A bipartisan group of House lawmakers is meeting Monday night to see if they can agree on solutions to lowering gas prices, but sources say organizers don’t want names of attendees released in advance in case some Members want out of the group.

The working group, organized by Reps. Neil Abercrombie (D-Hawaii) and John Peterson (R-Pa.), consists of 10 Democrats and 10 Republicans who are united on the issue of new drilling, among other approaches, in response to escalating gas costs.

The group is expected to make its debut on Tuesday, but a GOP aide said Peterson requested that no names of attendees be released until then in case “some Members can’t agree on how we move forward with this. We don’t want to put them in the position where they can’t explain” why they were part of the meeting.

“We have to give a little bit, they have to give a little bit,” said the aide. “We’re not going to come out of this like Kumbaya.”

The group’s efforts are a direct challenge to Speaker Nancy Pelosi (D-Calif.), who has described what have been largely Republican calls to open up new areas to drilling as “a hoax.”

Asked if lawmakers may opt out of the group on Monday if they don’t like the direction of discussions, the aide said, “We’ll see. Once [Abercrombie and Peterson] lay out ideas for this group, some Members may buy in, some may not.”

Either way, Members attending the meeting make up a diverse group of coastal and inland, conservative and moderate Democrats and Republicans, said the aide.

Among those expected to attend the meeting are Reps. Christopher Shays (R-Conn.), Jim Costa (D-Calif.), Gene Green (D-Texas), Charlie Melancon (D-La.) and Rob Bishop (R-Utah).

The aide said no leadership will be in the meeting and there will be “no outside involvement.”

Abercrombie spokesman Dave Helfert said he didn’t know who would attend since it is an organizational meeting.

The point of the group, Helfert said, is to try to find enough common ground to move something through Congress before adjourning for the year.

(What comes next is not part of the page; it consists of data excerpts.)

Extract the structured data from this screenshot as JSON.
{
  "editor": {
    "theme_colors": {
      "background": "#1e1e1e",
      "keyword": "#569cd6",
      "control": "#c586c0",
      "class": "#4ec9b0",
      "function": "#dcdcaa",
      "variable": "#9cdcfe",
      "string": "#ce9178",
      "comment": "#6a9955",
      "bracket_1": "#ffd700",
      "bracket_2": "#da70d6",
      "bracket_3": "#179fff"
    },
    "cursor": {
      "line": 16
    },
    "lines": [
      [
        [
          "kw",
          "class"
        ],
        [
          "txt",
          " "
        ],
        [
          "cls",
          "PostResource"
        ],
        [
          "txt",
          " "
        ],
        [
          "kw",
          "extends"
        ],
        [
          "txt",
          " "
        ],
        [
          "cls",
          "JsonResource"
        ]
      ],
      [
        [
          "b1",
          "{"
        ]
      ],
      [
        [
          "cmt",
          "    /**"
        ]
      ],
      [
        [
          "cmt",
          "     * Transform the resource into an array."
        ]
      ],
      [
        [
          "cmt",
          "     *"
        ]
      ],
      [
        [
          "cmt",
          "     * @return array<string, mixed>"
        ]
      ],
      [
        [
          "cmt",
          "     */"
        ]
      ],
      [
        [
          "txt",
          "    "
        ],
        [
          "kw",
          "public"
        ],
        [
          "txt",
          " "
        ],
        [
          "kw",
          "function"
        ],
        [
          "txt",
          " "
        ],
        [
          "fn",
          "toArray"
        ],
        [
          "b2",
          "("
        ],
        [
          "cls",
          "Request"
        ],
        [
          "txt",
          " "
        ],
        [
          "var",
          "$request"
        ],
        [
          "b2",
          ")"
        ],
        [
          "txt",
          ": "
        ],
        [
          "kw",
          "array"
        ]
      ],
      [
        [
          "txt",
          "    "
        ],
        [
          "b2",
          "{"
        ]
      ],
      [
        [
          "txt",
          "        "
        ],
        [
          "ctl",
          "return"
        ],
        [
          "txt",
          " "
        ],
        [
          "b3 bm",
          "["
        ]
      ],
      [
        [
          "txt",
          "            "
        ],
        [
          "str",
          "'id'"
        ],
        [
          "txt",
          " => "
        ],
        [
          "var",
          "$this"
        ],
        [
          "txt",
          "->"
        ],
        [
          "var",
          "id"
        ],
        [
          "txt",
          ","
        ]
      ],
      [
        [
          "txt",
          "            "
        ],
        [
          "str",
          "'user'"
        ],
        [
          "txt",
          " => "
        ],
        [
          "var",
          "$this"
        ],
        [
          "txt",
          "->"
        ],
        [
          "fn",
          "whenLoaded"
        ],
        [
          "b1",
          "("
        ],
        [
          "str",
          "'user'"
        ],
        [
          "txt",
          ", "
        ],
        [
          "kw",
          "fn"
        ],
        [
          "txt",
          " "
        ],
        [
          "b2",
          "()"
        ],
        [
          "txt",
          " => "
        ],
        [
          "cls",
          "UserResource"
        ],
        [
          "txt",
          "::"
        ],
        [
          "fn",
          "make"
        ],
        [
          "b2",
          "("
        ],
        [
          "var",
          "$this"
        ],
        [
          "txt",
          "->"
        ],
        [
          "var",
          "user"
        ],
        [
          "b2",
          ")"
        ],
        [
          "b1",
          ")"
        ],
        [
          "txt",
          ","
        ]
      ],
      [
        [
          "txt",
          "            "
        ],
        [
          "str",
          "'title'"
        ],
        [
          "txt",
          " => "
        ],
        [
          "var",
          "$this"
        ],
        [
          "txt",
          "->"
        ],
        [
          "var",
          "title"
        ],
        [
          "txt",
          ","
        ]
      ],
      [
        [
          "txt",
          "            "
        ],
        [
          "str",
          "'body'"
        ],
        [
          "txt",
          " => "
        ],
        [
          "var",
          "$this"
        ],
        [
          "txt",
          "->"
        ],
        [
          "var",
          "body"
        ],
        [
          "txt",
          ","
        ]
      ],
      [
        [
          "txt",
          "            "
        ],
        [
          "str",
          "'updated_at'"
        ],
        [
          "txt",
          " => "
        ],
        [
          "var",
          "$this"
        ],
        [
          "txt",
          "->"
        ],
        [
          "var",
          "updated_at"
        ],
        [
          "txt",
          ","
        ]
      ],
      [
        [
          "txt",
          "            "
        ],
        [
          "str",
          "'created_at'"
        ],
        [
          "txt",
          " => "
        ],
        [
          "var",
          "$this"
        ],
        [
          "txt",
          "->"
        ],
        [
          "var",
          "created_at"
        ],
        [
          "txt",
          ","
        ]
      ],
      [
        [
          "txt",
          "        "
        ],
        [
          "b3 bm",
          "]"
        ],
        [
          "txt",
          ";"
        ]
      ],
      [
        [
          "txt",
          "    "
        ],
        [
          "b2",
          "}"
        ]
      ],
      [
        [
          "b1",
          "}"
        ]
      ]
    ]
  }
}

Members from both parties “have said their respective leadership are sort of dug in political positions and not much is getting done.”

The goal is not “to poke a finger in the eye of the Speaker, certainly. Or for Mr. Peterson to do that with [House Minority] Leader Boehner. We’re not trying to pick fights with our leadership,” Helfert said.

Still, he conceded, “That isn’t the intent. That may be the effect.”

The group will try to put together a package of bills that address short-term, mid-term and long-term energy needs, Helfert said.

Helfert clarified that while Abercrombie has sponsored legislation in support of drilling for natural gas in the Outer Continental Shelf, he has not endorsed new oil drilling.

But if a majority of Republicans and Democrats are in favor of drilling for oil in the OCS, Abercrombie would support putting that into the group’s package. “Everything is on the table,” Helfert said.